Devant le refus opposé par les différents corps constituants de l'université tunisienne (Présidents d'université et Syndicat), le ministre n'a cessé de manœuvrer depuis le début de l'année universitaire pour faire passer son texte: Imposer aux conseils scientifiques de donner leur avis à la va-vite sur le texte décrié -Refus!-, imposer de manière détournée le suffrage universel en jetant les directeurs de départements dans l'arène des élections des recteurs, directeurs et des présidents des universités -Refus!-, proposer, devant les refus successifs, que chaque université adopte son propre système électoral, mettant ainsi en danger l'un des fondements de la République qu'est son unité -Encore un refus!-... Récemment, le ministre a voulu imposer son texte et le calendrier qui va avec sans passer par le conseil des universités, chose que même le défunt -regretté?- Moncef Ben Salem n'a pas faite!

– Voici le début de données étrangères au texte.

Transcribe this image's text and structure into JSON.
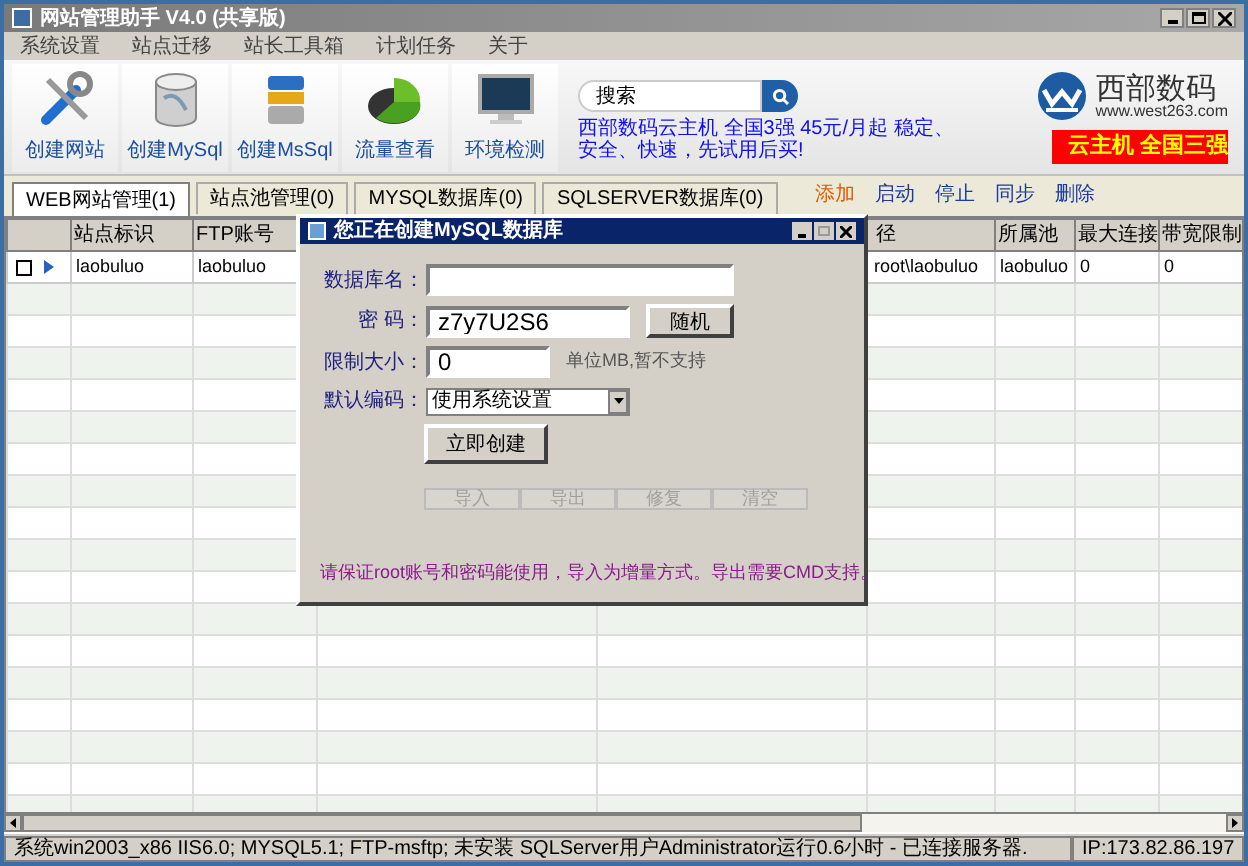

Le ministre a passé ainsi l'année à manœuvrer pour imposer un texte impopulaire tout en laissant en suspens plusieurs autres dossiers en crise depuis l'année 2016 (Les PFE, les agrégés...). Une attitude qui, suivant la bonne foi qu'on peut prêter au ministre, peut s'apparenter ou à la guerre ouverte, ou à une totale incompétence rendant ce cabinet ministériel dépassé par les événements. La vérité est probablement entre les deux. Toujours est-il que nous sommes le 19 Juin et qu'il n'y a toujours aucun texte organisant les élections au sein de l'université tunisienne. Du jamais vu!

On n'ose imaginer tous les ministres faisant pareil: la déliquescence de l'État ne sera plus qu'une question de temps.

Devant ces catastrophes en chaine, son refus de négocier avec le syndicat pour résoudre conflits en cours relèverait presque du détail! On imagine bien ce qu'il se dit tous les matins en se rasant devant le miroir: "Au diable les concours d'accès aux écoles d'ingénieurs! Au diable les PFE! Au diable l'année universitaire! Pourvu qu'il y ait l'ivresse médiatique!". D'autres avant lui se sont vus plus beaux qu'ils ne l'étaient et, à trop vouloir voler près du soleil, ont vu fondre la cire qui maintenait leurs ailes. Plus haut voudra-t-il aller et plus dure sera la chute! En bon homo œconomicus, aurait-il déjà prévu son parachute?